Voulez-vous que nous demandions un conseil à la Parole de Dieu ? Mais auparavant il faudrait entendre ce garçon. Comment donc avez-vous pu vous laisser aller à commettre cet acte ?»
«Parce que j'avais faim, Monsieur le pasteur.»
«Depuis quand n'aviez-vous rien mangé ?»
« Depuis vingt-quatre heures pour ne pas dire depuis quinze jours».

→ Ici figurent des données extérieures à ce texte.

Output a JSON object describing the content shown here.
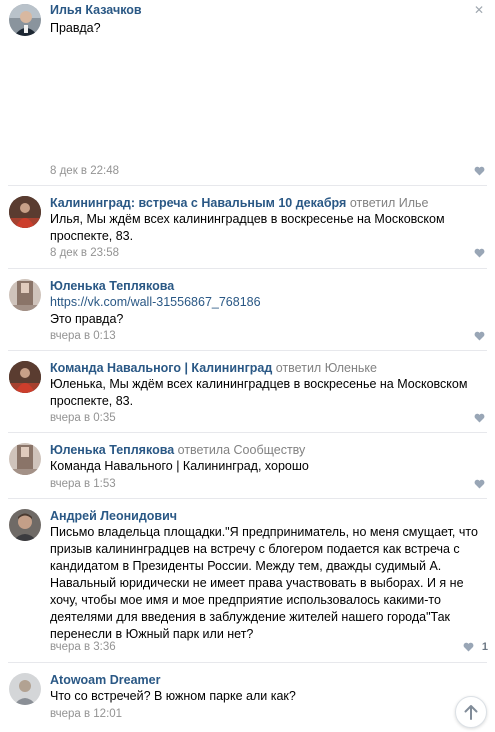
{
  "comments": [
    {
      "author": "Илья Казачков",
      "reply_to": "",
      "text": "Правда?",
      "date": "8 дек в 22:48",
      "likes": ""
    },
    {
      "author": "Калининград: встреча с Навальным 10 декабря",
      "reply_to": "ответил Илье",
      "text": "Илья, Мы ждём всех калининградцев в воскресенье на Московском проспекте, 83.",
      "date": "8 дек в 23:58",
      "likes": ""
    },
    {
      "author": "Юленька Теплякова",
      "reply_to": "",
      "link": "https://vk.com/wall-31556867_768186",
      "text": "Это правда?",
      "date": "вчера в 0:13",
      "likes": ""
    },
    {
      "author": "Команда Навального | Калининград",
      "reply_to": "ответил Юленьке",
      "text": "Юленька, Мы ждём всех калининградцев в воскресенье на Московском проспекте, 83.",
      "date": "вчера в 0:35",
      "likes": ""
    },
    {
      "author": "Юленька Теплякова",
      "reply_to": "ответила Сообществу",
      "text": "Команда Навального | Калининград, хорошо",
      "date": "вчера в 1:53",
      "likes": ""
    },
    {
      "author": "Андрей Леонидович",
      "reply_to": "",
      "text": "Письмо владельца площадки.\"Я предприниматель, но меня смущает, что призыв калининградцев на встречу с блогером подается как встреча с кандидатом в Президенты России. Между тем, дважды судимый А. Навальный юридически не имеет права участвовать в выборах. И я не хочу, чтобы мое имя и мое предприятие использовалось какими-то деятелями для введения в заблуждение жителей нашего города\"Так перенесли в Южный парк или нет?",
      "date": "вчера в 3:36",
      "likes": "1"
    },
    {
      "author": "Atowoam Dreamer",
      "reply_to": "",
      "text": "Что со встречей? В южном парке али как?",
      "date": "вчера в 12:01",
      "likes": ""
    }
  ],
  "icons": {
    "close": "close-icon",
    "like": "heart-icon",
    "scroll": "arrow-up-icon"
  },
  "colors": {
    "author": "#2a5885",
    "meta": "#939393",
    "divider": "#e7e8ec",
    "heart": "#99a6b6"
  }
}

Un sentiment de pitié s'est emparé de l'auditoire, maintenant silencieux. Le pasteur ouvre l'Evangile et lit : «En ce temps là, Jésus traversa des champs de blé, un jour de sabbat. Ses disciples qui avaient faim se mirent à arracher des épis et à manger. Les pharisiens, voyant cela lui dirent : «Voici, tes disciples font ce qu'il n'est pas permis de faire pendant le sabbat». Mais Jésus leur répondit: «N'avez-vous pas lu ce que fit David, lorsqu'il eut faim, lui et ceux qui étaient avec lui ; comment il entra dans la maison de Dieu, et mangea les pains de proposition qu'il ne lui était pas permis de manger, non plus qu'à ceux qui étaient avec lui?»
«
Alors Pierre s'approcha de Jésus et dit : Seigneur, combien de fois pardonnerai-je à mon frère, lorsqu'il pèchera contre moi? Sera-ce jusqu'à sept fois ?» Jésus lui dit : «Je ne te dis pas jusqu'à sept fois, mais jusqu'à septante fois sept fois. »
«
J'ai eu faim et vous m'avez donné à manger j'ai eu soif et vous m'avez donné à boire ; j'étais étranger et vous m'avez recueilli
je vous le dis en vérité, toutes les fois que vous avez fait ces choses à l'un de ces plus petits de vos frères, c'est à moi que vous les avez faites.»
L'Evangile a parlé. Une présence divine descend dans les coeurs comme une aube d'or. Ceux qui auraient encore des réserves à formuler ne peuvent s'exprimer, comme si le doigt même du Seigneur fermait leur bouche.
Et le pasteur s'adresse à Laurent en ces termes-. « Mon jeune ami, nous venons de lire l'Evangile et sa loi d'Amour. Vous avez avoué votre faute. Vous la regrettez. Nous ne vous condamnons pas.»
Tous sentent près d'eux le Dieu qui pourvoit et qui pardonne. La vraie lumière s'allume dans leur coeur. Pour la première fois, l'église, leur vieille église devient pour eux la Maison de Dieu.
Quelques instants plus tard, au milieu de la foule des fidèles, on voit passer Laurent que des enfants heureux accompagnent. Il verra s'ouvrir, tout à l'heure, la porte d'une famille accueillante aux malheureux pour qui le pain du coeur est aussi nécessaire que le pain quotidien.